Ellen me miró con tristeza.
—¡Oh, Max, cuánto lo siento!
—Yo no —repuse—. Quiero decir que no desearía que me devolviesen mi pierna a cambio de no haber hecho aquellos viajes espaciales. Muchos de los pioneros del espacio pagaron con sus vidas por un solo viaje. Yo fui, después de todo, un hombre afortunado. Seis viajes por una pierna.
—Sí, sé que es capaz de pensar en esa forma. Continúe.
—¿Continuar, dónde? Eso es todo. Ella se sonrió suavemente.
—Tenía usted entonces veintisiete años y ahora cincuenta y siete. ¿Qué ha ocurrido en ese espacio de tiempo?
—Me hice mecánico de cohetes. Pude haber obtenido una pensión de retiro, pero la cambié en favor de que me dejasen continuar todos los cursos precisos para imponerme en las cuestiones atómicas de mi trabajo en mecánica de cohetes nucleares. Y desde entonces soy un especialista en tal clase de cohetes como mecánico. Eso es todo Ellen.
Sin embargo me quedé pensativo un momento.

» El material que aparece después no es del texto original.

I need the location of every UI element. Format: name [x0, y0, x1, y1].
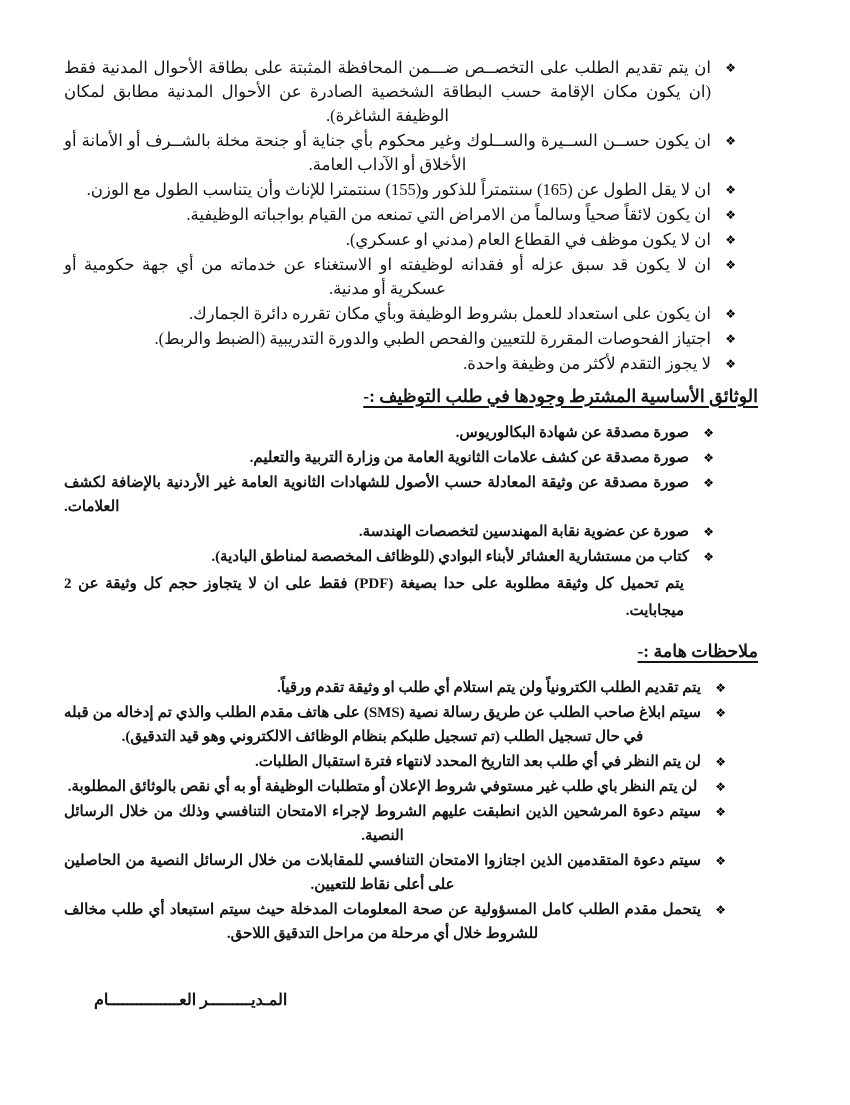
diamond-bullet-icon: ❖	[725, 233, 736, 247]
section-requirements	[64, 56, 758, 376]
list-item	[64, 327, 758, 351]
list-item-text: ان لا يقل الطول عن (165) سنتمتراً للذكور و(155) سنتمترا للإناث وأن يتناسب الطول مع الوزن.	[86, 180, 711, 199]
list-item	[64, 129, 758, 177]
list-item-text: لن يتم النظر في أي طلب بعد التاريخ المحدد لانتهاء فترة استقبال الطلبات.	[254, 754, 701, 770]
upload-format-note: يتم تحميل كل وثيقة مطلوبة على حدا بصيغة (PDF) فقط على ان لا يتجاوز حجم كل وثيقة عن 2 ميجابايت.	[64, 576, 684, 619]
list-item-text: لا يجوز التقدم لأكثر من وظيفة واحدة.	[463, 354, 711, 373]
list-item-text: صورة عن عضوية نقابة المهندسين لتخصصات الهندسة.	[358, 524, 689, 540]
list-item-text: ان يكون على استعداد للعمل بشروط الوظيفة وبأي مكان تقرره دائرة الجمارك.	[188, 304, 711, 323]
list-item-text: صورة مصدقة عن شهادة البكالوريوس.	[455, 425, 689, 441]
diamond-bullet-icon: ❖	[715, 681, 726, 695]
list-item	[64, 676, 758, 700]
list-item	[64, 545, 758, 569]
list-item	[64, 750, 758, 774]
list-item-text: يتحمل مقدم الطلب كامل المسؤولية عن صحة المعلومات المدخلة حيث سيتم استبعاد أي طلب مخالف للشروط خلال أي مرحلة من مراحل التدقيق اللاحق.	[64, 902, 701, 942]
list-item	[64, 56, 758, 128]
list-item-text: اجتياز الفحوصات المقررة للتعيين والفحص الطبي والدورة التدريبية (الضبط والربط).	[154, 329, 711, 348]
diamond-bullet-icon: ❖	[725, 307, 736, 321]
list-item-text: سيتم ابلاغ صاحب الطلب عن طريق رسالة نصية (SMS) على هاتف مقدم الطلب والذي تم إدخاله من قبله في حال تسجيل الطلب (تم تسجيل طلبكم بنظام الوظائف الالكتروني وهو قيد التدقيق).	[64, 705, 701, 745]
diamond-bullet-icon: ❖	[715, 706, 726, 720]
diamond-bullet-icon: ❖	[725, 134, 736, 148]
list-item	[64, 800, 758, 848]
diamond-bullet-icon: ❖	[703, 476, 714, 490]
diamond-bullet-icon: ❖	[725, 61, 736, 75]
list-item	[64, 302, 758, 326]
list-item	[64, 203, 758, 227]
diamond-bullet-icon: ❖	[725, 332, 736, 346]
list-item-text: لن يتم النظر باي طلب غير مستوفي شروط الإعلان أو متطلبات الوظيفة أو به أي نقص بالوثائق المطلوبة.	[67, 779, 698, 795]
list-item	[64, 421, 758, 445]
diamond-bullet-icon: ❖	[715, 854, 726, 868]
list-item-text: يتم تقديم الطلب الكترونياً ولن يتم استلام أي طلب او وثيقة تقدم ورقياً.	[277, 680, 701, 696]
diamond-bullet-icon: ❖	[725, 183, 736, 197]
list-item-text: ان يكون لائقاً صحياً وسالماً من الامراض التي تمنعه من القيام بواجباته الوظيفية.	[186, 205, 711, 224]
diamond-bullet-icon: ❖	[703, 550, 714, 564]
list-item-text: ان يكون حســن الســيرة والســلوك وغير محكوم بأي جناية أو جنحة مخلة بالشــرف أو الأمانة أو الأخلاق أو الآداب العامة.	[64, 131, 711, 174]
list-item-text: صورة مصدقة عن كشف علامات الثانوية العامة من وزارة التربية والتعليم.	[249, 450, 689, 466]
section-heading-documents: الوثائق الأساسية المشترط وجودها في طلب التوظيف :-	[363, 386, 758, 406]
list-item	[64, 253, 758, 301]
diamond-bullet-icon: ❖	[715, 755, 726, 769]
list-item	[64, 178, 758, 202]
diamond-bullet-icon: ❖	[715, 903, 726, 917]
section-documents	[64, 421, 758, 569]
signature-director-general	[64, 990, 758, 1010]
list-item	[64, 849, 758, 897]
list-item	[64, 471, 758, 519]
list-item-text: ان لا يكون موظف في القطاع العام (مدني او عسكري).	[345, 230, 711, 249]
diamond-bullet-icon: ❖	[715, 805, 726, 819]
list-item	[64, 701, 758, 749]
list-item	[64, 898, 758, 946]
signature-text: المـديـــــــــر العـــــــــــــــام	[94, 992, 288, 1009]
list-item-text: كتاب من مستشارية العشائر لأبناء البوادي (للوظائف المخصصة لمناطق البادية).	[211, 549, 689, 565]
diamond-bullet-icon: ❖	[703, 525, 714, 539]
list-item-text: سيتم دعوة المتقدمين الذين اجتازوا الامتحان التنافسي للمقابلات من خلال الرسائل النصية من الحاصلين على أعلى نقاط للتعيين.	[64, 853, 701, 893]
list-item	[64, 446, 758, 470]
section-heading-notes: ملاحظات هامة :-	[637, 641, 758, 661]
list-item	[64, 352, 758, 376]
diamond-bullet-icon: ❖	[703, 426, 714, 440]
list-item-text: ان يتم تقديم الطلب على التخصــص ضـــمن المحافظة المثبتة على بطاقة الأحوال المدنية فقط (ان يكون مكان الإقامة حسب البطاقة الشخصية الصادرة عن الأحوال المدنية مطابق لمكان الوظيفة الشاغرة).	[64, 58, 711, 125]
diamond-bullet-icon: ❖	[725, 258, 736, 272]
list-item	[64, 228, 758, 252]
list-item	[64, 520, 758, 544]
section-notes	[64, 676, 758, 946]
diamond-bullet-icon: ❖	[725, 357, 736, 371]
list-item-text: ان لا يكون قد سبق عزله أو فقدانه لوظيفته او الاستغناء عن خدماته من أي جهة حكومية أو عسكرية أو مدنية.	[64, 255, 711, 298]
list-item-text: صورة مصدقة عن وثيقة المعادلة حسب الأصول للشهادات الثانوية العامة غير الأردنية بالإضافة لكشف العلامات.	[64, 475, 689, 515]
diamond-bullet-icon: ❖	[725, 208, 736, 222]
diamond-bullet-icon: ❖	[715, 780, 726, 794]
list-item-text: سيتم دعوة المرشحين الذين انطبقت عليهم الشروط لإجراء الامتحان التنافسي وذلك من خلال الرسائل النصية.	[64, 804, 701, 844]
list-item	[64, 775, 758, 799]
diamond-bullet-icon: ❖	[703, 451, 714, 465]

—Pero no, por Dios, eso no es todo. Si tengo que proporcionar a usted una verdadera imagen de la realidad, puedo asegurarle que no apareceré muy modesto. Me hice a mí mismo un buen mecánico de cohetes nucleares, uno de los mejores de la nación. Seguí todas las mejoras que fueron introduciéndose en ellos; los conozco en su interior mejor que nadie, puedo asegurárselo, puedo arreglar cualquier avería por difícil que sea. No soy ningún físico nuclear, por lo que respecta a la teoría; pero tengo un completo dominio de las aplicaciones de las pilas atómicas: Conozco y he trabajado en cohetes de pasajeros, de tipo comercial, en los de correo transcontinental e interplanetarios. No he trabajado en los interplanetarios desde que traspasé la edad fijada por el Gobierno como límite para los técnicos mecánicos, desde hace siete años; pero sigo estando al día de cualquier cambio o modificación de ellos, e incluso he patentado y descubierto ciertas mejoras en los dispositivos que han sido aceptadas y utilizadas.